To begin with, if you want to gain 10 pounds of muscle in 4 weeks, you will need to understand a few basic facts. First, your muscles do not grow during the actual workout! Most people fail to understand this fact, and the resulting misconception completely skews their focus. Second, your nutritional intake and rest are just as important as the way you exercise. You are going to need to balance your weight lifting, eating, and rest so that all three elements work together in a seamless manner to help you reach your goal.
Design your Workout
We'll start with the actual workout first, since that is usually the subject of most interest to people who want to add muscle mass. If you want to gain 10 pounds of muscle in 4 weeks, your workout should be designed to be tight, efficient, and intense. While most of the routines you read about in the popular bodybuilding and strength training magazines are all created to take anywhere from an hour and a half to two hours, the fact is that most people will find that type of routine counterproductive. Your goal should be to do just enough sets and repetitions to stimulate the muscle fibers, and create the tiny tears that will with the normal rest cycle, produce healthier, stronger, and bigger muscles.

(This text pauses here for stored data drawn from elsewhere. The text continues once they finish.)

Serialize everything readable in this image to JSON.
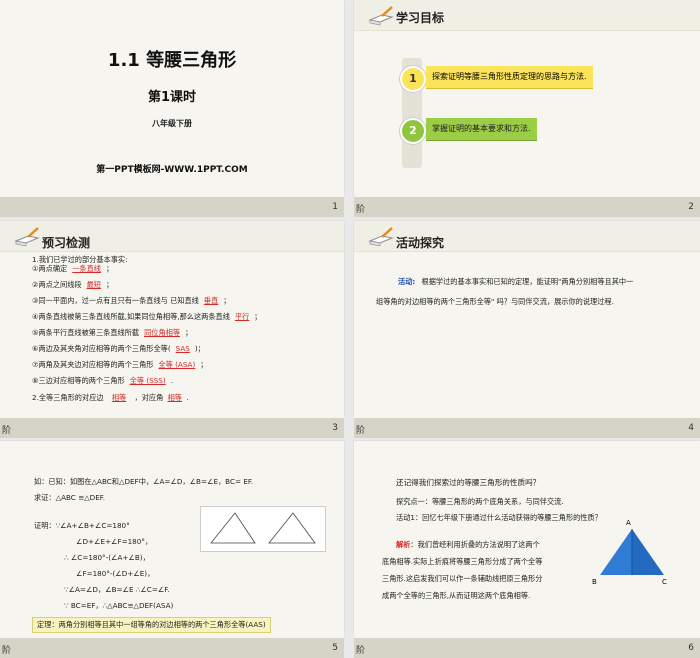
{
  "slide1": {
    "title": "1.1 等腰三角形",
    "subtitle": "第1课时",
    "grade": "八年级下册",
    "footer": "第一PPT模板网-WWW.1PPT.COM",
    "page": "1"
  },
  "slide2": {
    "header": "学习目标",
    "goals": [
      {
        "num": "1",
        "text": "探索证明等腰三角形性质定理的思路与方法."
      },
      {
        "num": "2",
        "text": "掌握证明的基本要求和方法."
      }
    ],
    "page": "2",
    "left_mark": "阶"
  },
  "slide3": {
    "header": "预习检测",
    "intro": "1.我们已学过的部分基本事实:",
    "items": [
      {
        "mark": "①",
        "pre": "两点确定",
        "fill": "一条直线",
        "post": "；"
      },
      {
        "mark": "②",
        "pre": "两点之间线段",
        "fill": "最短",
        "post": "；"
      },
      {
        "mark": "③",
        "pre": "同一平面内，过一点有且只有一条直线与  已知直线",
        "fill": "垂直",
        "post": "；"
      },
      {
        "mark": "④",
        "pre": "两条直线被第三条直线所截,如果同位角相等,那么这两条直线",
        "fill": "平行",
        "post": "；"
      },
      {
        "mark": "⑤",
        "pre": "两条平行直线被第三条直线所截",
        "fill": "同位角相等",
        "post": "；"
      },
      {
        "mark": "⑥",
        "pre": "两边及其夹角对应相等的两个三角形全等(",
        "fill": "SAS",
        "post": ")；"
      },
      {
        "mark": "⑦",
        "pre": "两角及其夹边对应相等的两个三角形",
        "fill": "全等 (ASA)",
        "post": "；"
      },
      {
        "mark": "⑧",
        "pre": "三边对应相等的两个三角形",
        "fill": "全等 (SSS)",
        "post": "."
      }
    ],
    "q2": {
      "pre": "2.全等三角形的对应边",
      "fill1": "相等",
      "mid": "，对应角",
      "fill2": "相等",
      "post": "."
    },
    "page": "3",
    "left_mark": "阶"
  },
  "slide4": {
    "header": "活动探究",
    "label": "活动:",
    "line1": "根据学过的基本事实和已知的定理，能证明\"两角分别相等且其中一",
    "line2": "组等角的对边相等的两个三角形全等\"  吗？与同伴交流，展示你的说理过程.",
    "page": "4",
    "left_mark": "阶"
  },
  "slide5": {
    "lines": [
      "如：已知：如图在△ABC和△DEF中，∠A=∠D，∠B=∠E，BC=  EF.",
      "求证：△ABC ≌△DEF.",
      "证明：∵∠A+∠B+∠C=180°",
      "∠D+∠E+∠F=180°，",
      "∴ ∠C=180°-(∠A+∠B)，",
      "∠F=180°-(∠D+∠E)，",
      "∵∠A=∠D，∠B=∠E  ∴∠C=∠F.",
      "∵ BC=EF，∴△ABC≌△DEF(ASA)"
    ],
    "theorem": "定理：两角分别相等且其中一组等角的对边相等的两个三角形全等(AAS)",
    "page": "5",
    "left_mark": "阶"
  },
  "slide6": {
    "q": "还记得我们探索过的等腰三角形的性质吗？",
    "point1": "探究点一：等腰三角形的两个底角关系，与同伴交流.",
    "act1": "活动1：回忆七年级下册通过什么活动获得的等腰三角形的性质？",
    "analysis_label": "解析",
    "analysis_lines": [
      "：我们曾经利用折叠的方法说明了这两个",
      "底角相等.实际上折痕将等腰三角形分成了两个全等",
      "三角形.这启发我们可以作一条辅助线把原三角形分",
      "成两个全等的三角形,从而证明这两个底角相等."
    ],
    "tri_labels": {
      "A": "A",
      "B": "B",
      "C": "C"
    },
    "page": "6",
    "left_mark": "阶"
  }
}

Most people will attest to the fact that they can generally achieve that "tearing down" of the muscles in a routine that lasts as little as 30 minutes. Under no circumstances should you allow the routine to take more than 45 or 50 minutes, as anything more will result in a buildup of lactic acid that will leave you completely drained - hindering both recovery and muscle growth. Be sure to incorporate exercises to work out every major muscle group as well, to ensure that your efforts to gain 10 pounds of muscle in 4 weeks build your overall physique and not just one or two features.
Don't Forget About Food
Balancing the exercise with proper nutrition and rest can sometimes be difficult, but if you are serious about trying to gain 10 pounds of muscle in 4 weeks you will have no choice but to eat right and get adequate rest. To build muscle, you will need protein. Eat between one and a half to two grams of protein per pound of body weight each day. Balance the protein with slow-burning carbohydrates that can provide you with the energy you need, and a minimum of dietary fat. Always remember that gaining one pound of weight a week requires you to eat a total of 3500 calories more - or an increase of 500 calories each day. To pack on the muscle you want, you will obviously need to eat much more than you do at present - and much of it should be protein.
And Rest
Finally, any efforts to gain 10 pounds of muscle in 4 weeks will fail miserably without rest. All of your muscle growth occurs during your rest cycle, which means that you need to find a way to acquire a full eight or more hours of sleep each night. If you have an extremely active lifestyle - i.e., calorie-burning activities - you may need to make additional adjustments. Nevertheless, by focusing on a balanced approach to exercise, nutrition, and rest, you can have the lean, muscular body you seek.